Have You Got Adequate Life Insurance?

Many people think that all they need to do is answer the question of who gets their stuff when they pass away. They believe that having life insurance to replace their income, is all the family needs. Unfortunately, most parents of young children are under insured. Tim is not lisenced to give insurance advice, but he urges you to consider what you earn and what money your family needs every year. An average life insurance policy is worth three times the value of your annual salary. If you pass away, that money will only last for three years. It is therefore wise to consult with a professional and get adequate life insurance. If it means purchasing a less expensive vehicle or making other sacrifices, it is worth doing.

It’s Not Just About Money

It is important to know that estate planning is not only about money. If your family is involved in a car accident, and only you pass away, your children will live with their mother and guardian. However, you need to plan for what would happen if both you and your wife pass away simultaneously. Your children would likely be left in the care of a guardian. This guardian is named in your Will and will step in to take care of your children. The guardian will hopefully uphold the values and morals taught to the kids. They will also make important decisions regarding the care of the children.

If You Only Have a Will…

If you and your wife both pass away in an accident, you don’t want your children to be on their own when the police car arrives with flashing blue lights. You also don’t want for a social worker to take them away. By having a trust in place, there will be a family member or friend who is with your children to comfort them when they get the news. A family member or friend will also take care of your children. In the case of a Will, it may happen that a guardian will only step in once the parents have passed away.
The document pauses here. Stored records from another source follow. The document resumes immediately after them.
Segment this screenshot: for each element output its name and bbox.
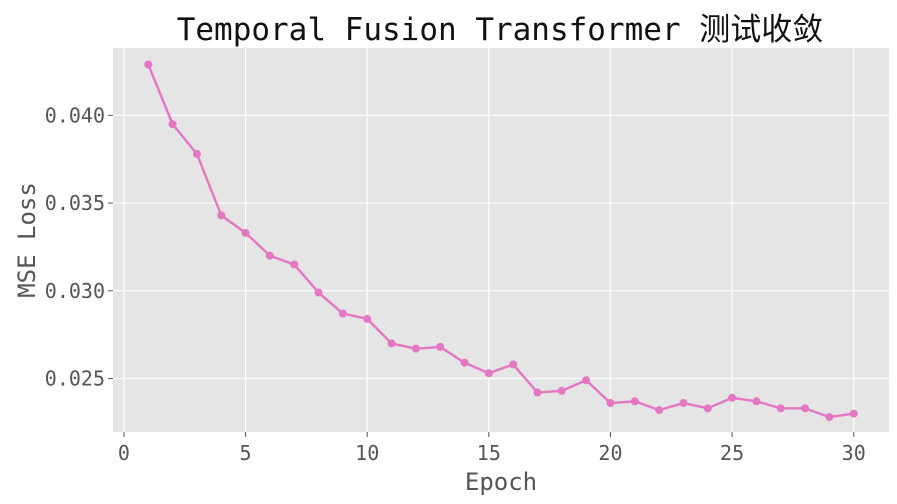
- y-tick-label: 0.025: [45, 366, 105, 390]
- data-point: [338, 309, 347, 318]
- data-point: [825, 413, 834, 422]
- series-line: [147, 64, 854, 419]
- data-point: [460, 358, 469, 367]
- data-point: [557, 386, 566, 395]
- data-point: [144, 60, 153, 69]
- series-group: [144, 60, 858, 422]
- x-tick-label: 30: [842, 441, 866, 465]
- data-point: [265, 251, 274, 260]
- data-point: [314, 288, 323, 297]
- data-point: [630, 397, 639, 406]
- y-axis-label: MSE Loss: [13, 182, 41, 298]
- x-tick-label: 0: [118, 441, 130, 465]
- plot-background: [113, 48, 889, 432]
- x-axis-ticks: 0 5 10 15 20 25 30: [118, 432, 866, 465]
- data-point: [849, 409, 858, 418]
- data-point: [363, 314, 372, 323]
- data-point: [606, 399, 615, 408]
- y-axis-ticks: 0.025 0.030 0.035 0.040: [45, 103, 113, 390]
- x-axis-label: Epoch: [465, 468, 537, 496]
- data-point: [217, 211, 226, 220]
- chart-title: Temporal Fusion Transformer 测试收敛: [177, 12, 824, 48]
- x-tick-label: 25: [720, 441, 744, 465]
- data-point: [168, 120, 177, 129]
- data-point: [582, 376, 591, 385]
- y-tick-label: 0.030: [45, 279, 105, 303]
- data-point: [484, 369, 493, 378]
- x-tick-label: 10: [355, 441, 379, 465]
- grid-lines: [113, 48, 889, 432]
- y-tick-label: 0.035: [45, 191, 105, 215]
- data-point: [192, 149, 201, 158]
- data-point: [411, 344, 420, 353]
- y-tick-label: 0.040: [45, 103, 105, 127]
- x-tick-label: 20: [598, 441, 622, 465]
- data-point: [801, 404, 810, 413]
- x-tick-label: 5: [240, 441, 252, 465]
- data-point: [387, 339, 396, 348]
- data-point: [752, 397, 761, 406]
- data-point: [509, 360, 518, 369]
- data-point: [679, 399, 688, 408]
- x-tick-label: 15: [477, 441, 501, 465]
- data-point: [703, 404, 712, 413]
- data-point: [728, 393, 737, 402]
- data-point: [655, 406, 664, 415]
- data-point: [290, 260, 299, 269]
- data-point: [776, 404, 785, 413]
- data-point: [436, 342, 445, 351]
- data-point: [533, 388, 542, 397]
- data-point: [241, 228, 250, 237]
If there is no trust, the money will go through the Uniform Transfer to Minors Act. This means your children may get their money at the age of 18. If a child receives money from an insurance policy on their 18th birthday, they may not yet be mature and responsible enough to manage the money wisely. We often suggest that kids receive money when they are 30 or older, and this is why using a trust is the answer.

A Trust is the Answer

If you have a Will with an underage trust built into it, and you pass away, the life insurance money does not go to the kids, but to a trust for the benefit of the kids. The money is subject to the terms of the trust. The Trustee manages the Trust until your children reach the age of 25 or 30. This will be someone with morals and values consistent with yours. They may be a family member, with a pen to the chequebook, until your children are 30.

The trustee can use the money for education or health care, for your children. They will also maintain a decent standard of living for them, and they will help and be involved with your kids.  It is important to remember that guardianship ends at the age of 18. However, the Trust, which is managed by the Trustee, continues to protect the money until your child is older.
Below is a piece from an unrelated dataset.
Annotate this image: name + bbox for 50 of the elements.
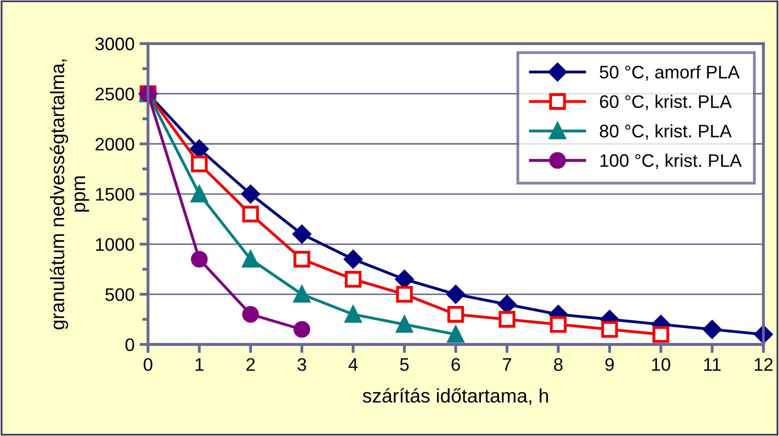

Protecting Money for Your Kids

I have clients with kids in their 30s, and some are concerned about what would happen if their child goes through a divorce. We often advise them to just leave the money in the trust. You don’t need to do distributions on the kids’ 30th birthday. Your child can become their own trustee so they can be in control of the money. They can protect the money from things like divorce and creditors.
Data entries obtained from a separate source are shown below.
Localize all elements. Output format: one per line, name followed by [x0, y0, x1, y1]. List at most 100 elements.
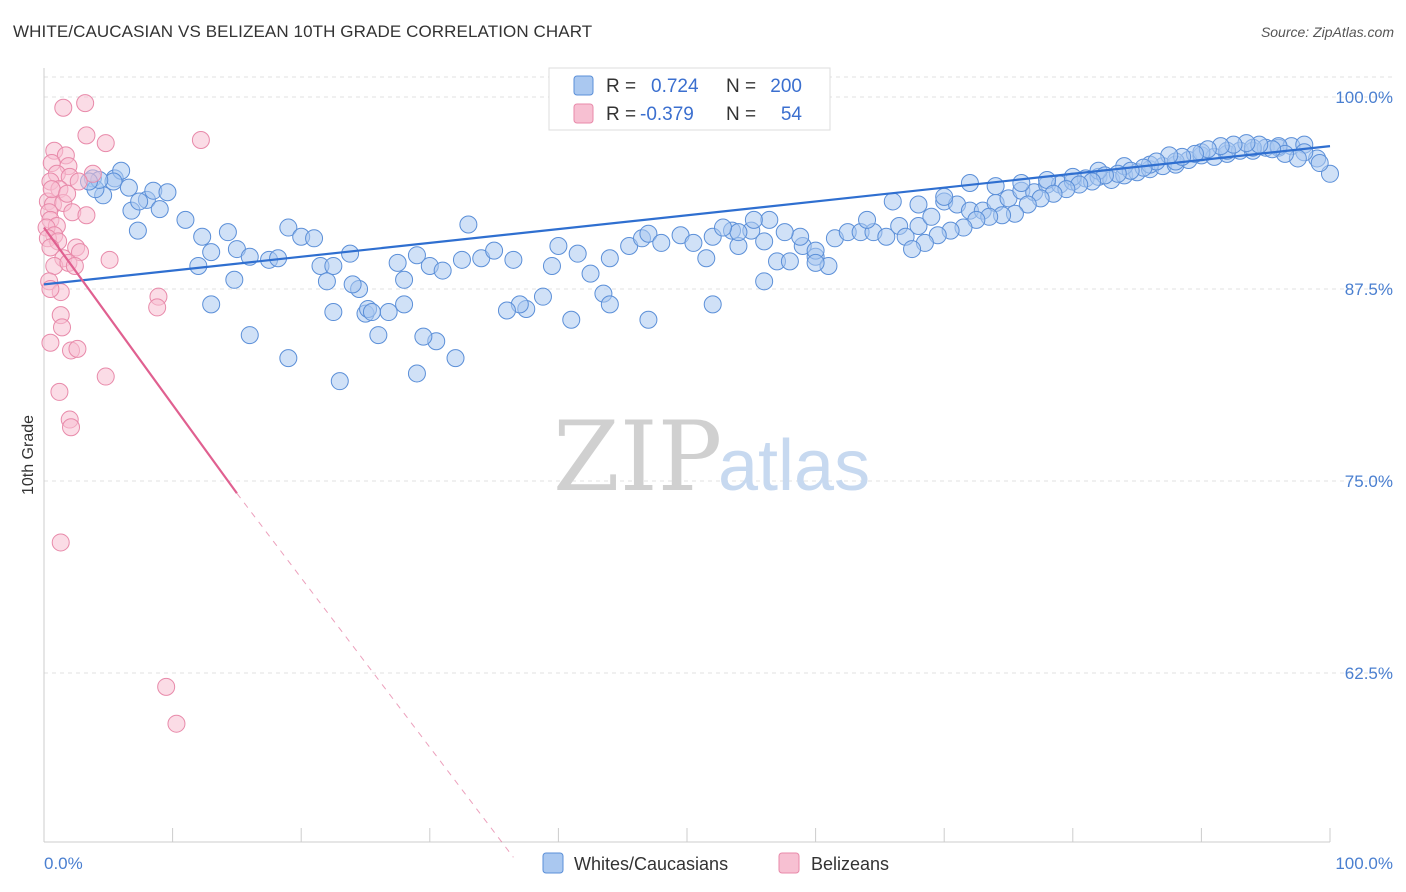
point-whites-176	[343, 275, 362, 294]
point-whites-187	[703, 295, 722, 314]
point-whites-114	[791, 227, 810, 246]
point-whites-46	[485, 241, 504, 260]
point-whites-160	[1018, 195, 1037, 214]
trend-line-belizeans-extrapolated	[236, 492, 514, 858]
point-whites-40	[407, 246, 426, 265]
point-whites-67	[755, 232, 774, 251]
y-tick-label-3: 62.5%	[1345, 664, 1393, 683]
point-whites-50	[542, 256, 561, 275]
point-whites-55	[600, 249, 619, 268]
point-whites-38	[388, 253, 407, 272]
point-whites-52	[568, 244, 587, 263]
series-belizeans-points	[37, 94, 210, 733]
x-tick-label-1: 100.0%	[1335, 854, 1393, 873]
point-whites-121	[883, 192, 902, 211]
watermark-zip: ZIP	[553, 401, 722, 513]
legend-r-label-1: R =	[606, 76, 636, 97]
legend-swatch-blue	[573, 75, 594, 96]
point-whites-184	[562, 310, 581, 329]
point-whites-116	[760, 210, 779, 229]
point-whites-28	[305, 229, 324, 248]
point-belizeans-43	[68, 339, 87, 358]
y-axis-title: 10th Grade	[20, 415, 37, 495]
legend-n-label-2: N =	[726, 104, 756, 125]
point-whites-79	[909, 217, 928, 236]
legend-n-value-1: 200	[770, 76, 802, 97]
point-whites-125	[986, 177, 1005, 196]
point-whites-122	[909, 195, 928, 214]
x-tick-label-0: 0.0%	[44, 854, 83, 873]
point-whites-20	[189, 256, 208, 275]
point-whites-44	[459, 215, 478, 234]
legend-n-label-1: N =	[726, 76, 756, 97]
point-whites-173	[414, 327, 433, 346]
point-whites-21	[202, 243, 221, 262]
point-belizeans-30	[100, 250, 119, 269]
point-whites-30	[317, 272, 336, 291]
point-belizeans-50	[167, 714, 186, 733]
point-whites-185	[600, 295, 619, 314]
point-whites-186	[639, 310, 658, 329]
legend-r-label-2: R =	[606, 104, 636, 125]
point-whites-37	[379, 303, 398, 322]
point-whites-119	[714, 218, 733, 237]
point-whites-62	[697, 249, 716, 268]
point-belizeans-51	[42, 180, 61, 199]
point-whites-18	[218, 223, 237, 242]
point-whites-47	[504, 250, 523, 269]
legend-swatch-pink	[573, 103, 594, 124]
point-whites-183	[446, 349, 465, 368]
point-whites-22	[225, 270, 244, 289]
point-belizeans-41	[41, 333, 60, 352]
legend-box	[548, 67, 831, 131]
point-whites-117	[744, 210, 763, 229]
y-tick-labels: 100.0% 87.5% 75.0% 62.5%	[1335, 88, 1393, 683]
watermark-atlas: atlas	[718, 426, 870, 506]
point-belizeans-52	[69, 172, 88, 191]
point-whites-189	[806, 253, 825, 272]
point-whites-49	[533, 287, 552, 306]
point-whites-6	[128, 221, 147, 240]
legend-r-value-1: 0.724	[651, 76, 699, 97]
point-whites-42	[433, 261, 452, 280]
point-belizeans-33	[65, 256, 84, 275]
point-whites-53	[581, 264, 600, 283]
point-whites-31	[324, 256, 343, 275]
trend-line-belizeans	[43, 226, 238, 494]
point-belizeans-47	[62, 418, 81, 437]
point-belizeans-53	[58, 184, 77, 203]
point-whites-177	[324, 303, 343, 322]
trend-line-whites	[43, 145, 1331, 286]
chart-title: WHITE/CAUCASIAN VS BELIZEAN 10TH GRADE C…	[13, 22, 593, 41]
bottom-legend: Whites/Caucasians Belizeans	[542, 852, 889, 874]
point-whites-10	[119, 178, 138, 197]
legend-r-value-2: -0.379	[640, 104, 694, 125]
point-whites-169	[903, 240, 922, 259]
point-belizeans-0	[54, 98, 73, 117]
bottom-legend-swatch-pink[interactable]	[778, 852, 800, 874]
point-whites-76	[877, 227, 896, 246]
point-whites-178	[202, 295, 221, 314]
point-whites-58	[639, 224, 658, 243]
point-whites-13	[130, 192, 149, 211]
point-whites-126	[1012, 174, 1031, 193]
point-whites-80	[922, 207, 941, 226]
point-belizeans-49	[157, 677, 176, 696]
point-whites-69	[780, 252, 799, 271]
trend-lines	[43, 145, 1331, 858]
bottom-legend-label-whites: Whites/Caucasians	[574, 854, 728, 874]
point-belizeans-1	[76, 94, 95, 113]
point-whites-51	[549, 236, 568, 255]
point-whites-17	[193, 227, 212, 246]
point-whites-188	[755, 272, 774, 291]
bottom-legend-label-belizeans: Belizeans	[811, 854, 889, 874]
point-whites-181	[330, 372, 349, 391]
point-whites-138	[1310, 154, 1329, 173]
watermark: ZIP atlas	[553, 401, 870, 513]
point-belizeans-44	[96, 367, 115, 386]
point-belizeans-10	[83, 164, 102, 183]
point-belizeans-38	[148, 298, 167, 317]
bottom-legend-swatch-blue[interactable]	[542, 852, 564, 874]
x-ticks	[43, 828, 1331, 842]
It’s common for people to want to avoid probate, which is the administration of a will when you pass away. We prefer doing trust based planning, because a trust is administered around the lawyer’s conference table. A Will goes through probate in the courthouse, and is costly and takes time. There are many reasons to avoid probate which I have outlined in previous blog articles on our website which you can read here.

When estate planning is done properly, it answers more than just the question of who gets my stuff when I pass away. As a father you want to leave a legacy and estate planning is part of that legacy.